DeepWardly Spiritual Direction Services


How does Spiritual Direction differ from counseling?


There are entire courses in graduate schools that focus on answering that question, but I like Elizabeth de Smaele's answer.  She explains that spiritual direction and counseling differ in focus, approach and timeframe.  She explains--

  • Focus: People seek out a counselor because they are facing a problem. The focus of the relationship is to build understanding and tools in the person's life which will enable them to overcome the problem. The focus of spiritual direction is to foster your experiential knowledge of God and responsiveness to God's work in your life. Though problems are addressed (and may be what brings you into spiritual direction) they are not the focus of the relationship.

  • Approach: People look to a counselor to provide a solution for a felt need, and the counselor tends to be quite directive in providing that solution. The spiritual director (ironically considering the term) works in a much less directive manner. Priority is given to conversations about what is current, and the directee is free to bring content to discuss. Conversations often revolve around: attending to God's presence and work in your life, your inner responses to life's happenings, and your daily rhythms of tending to your spiritual life. Exploring such things with a spiritual director holds great potential for increasing knowledge of God and self, and for growth in inner wholeness. 

  • Timeframe: The counseling relationship is by nature short term. The necessary work is approached intensively and, once the goal is reached, the relationship comes to an end. In contrast spiritual direction relationships may be either temporary or long-term. The frequency of appointments may ebb and flow but the spiritual director often remains a trusted long term soul companion who offers you a mirror for the important ongoing work of self-reflection. 

How often would we meet?

Normally, we will meet once a month for 45-60 minutes.  There are some directees who choose to meet more frequently or less frequently based on their circumstances. Consistency in spiritual direction seems to be an important key to understanding and witnessing God's work in our lives.  

What kind of training do you have?

In addition to a Bachelor’s Degree in Psychology from St. Meinrad College and a Master’s of Divinity from Notre Dame Seminary, I am certified in spiritual direction from the Institute for Priestly Formation at Creighton University and have training in spiritual direction supervision from the Sophia Spirituality Center.  I've been regularly offering spiritual direction to clergy and laity since 1999.  

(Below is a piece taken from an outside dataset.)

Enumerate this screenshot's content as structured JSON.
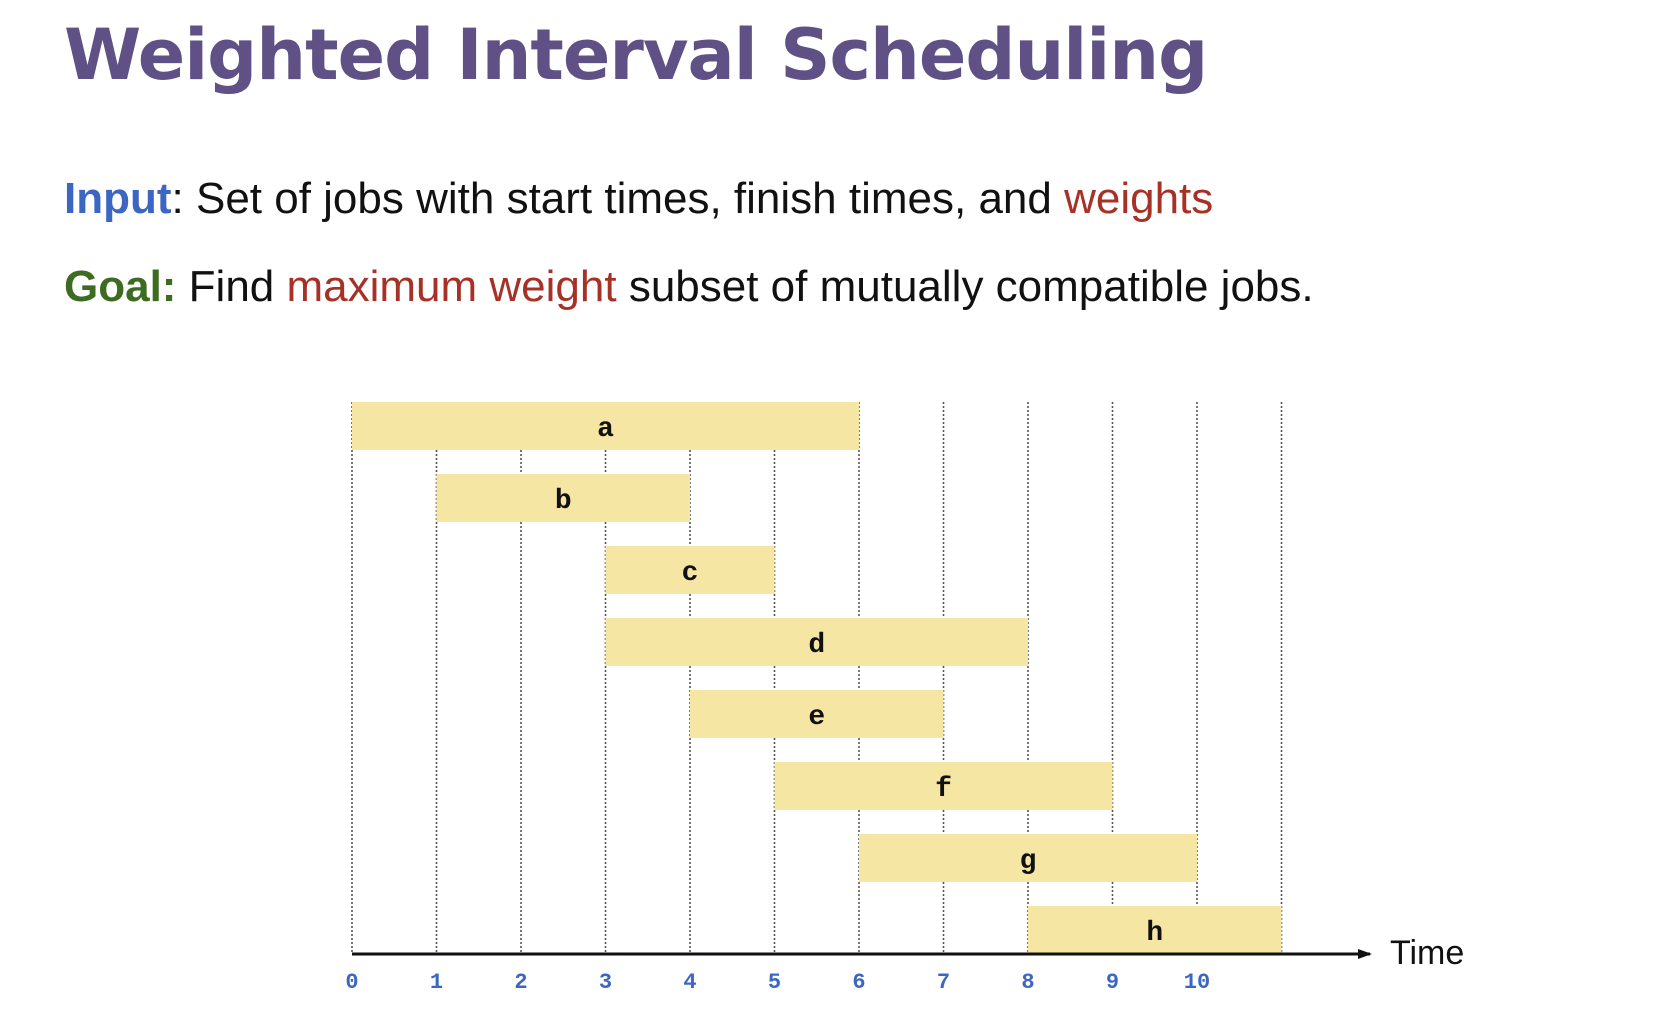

Are the meetings kept confidential?

The things that a directee tells his or her spiritual director are kept confidential unless state law mandates disclosure, including such things as suspected child abuse and neglect, self-neglect, exploitation of the elderly or other dependents, and threat to harm others or oneself. 

What does it mean to be certified in Spiritual Direction?

There is no standardized process for being certified in spiritual direction, primarily because there are so many different styles of direction, practiced within many religions and Christian denominations. Training can range from a weekend course to graduate programs at major universities. My certification was a three-year program and was led by some of the leading directors and authors in the field, including George Aschenbrenner and John Horn.  I am also a member of Spiritual Directors International.

Frequently Asked Questions



What is Spiritual Direction?

Spiritual direction is a companioning that helps a directee to name and savor the nuances of his or her relationship with God, which draws the directee deepwardly in love, freedom, mercy, gentleness, healing, and self-awareness.  

How does Spiritual Direction differ from mentoring?

Mentoring and life-coaching are very popular today. These practices are rooted in teaching, modeling, and trouble-shooting.  While a spiritual director might sometimes offer some of those aspects, it is not the root of the ministry. Instead, the primary role of the spiritual director is to actively listen and assist you in expressing the details and nuances of your relationship with God so as to give God a chance to speak through you and offer greater clarity, understanding, and direction. In this way, the spiritual director does not come with an agenda, but allows you to express what is currently most relevant in your life.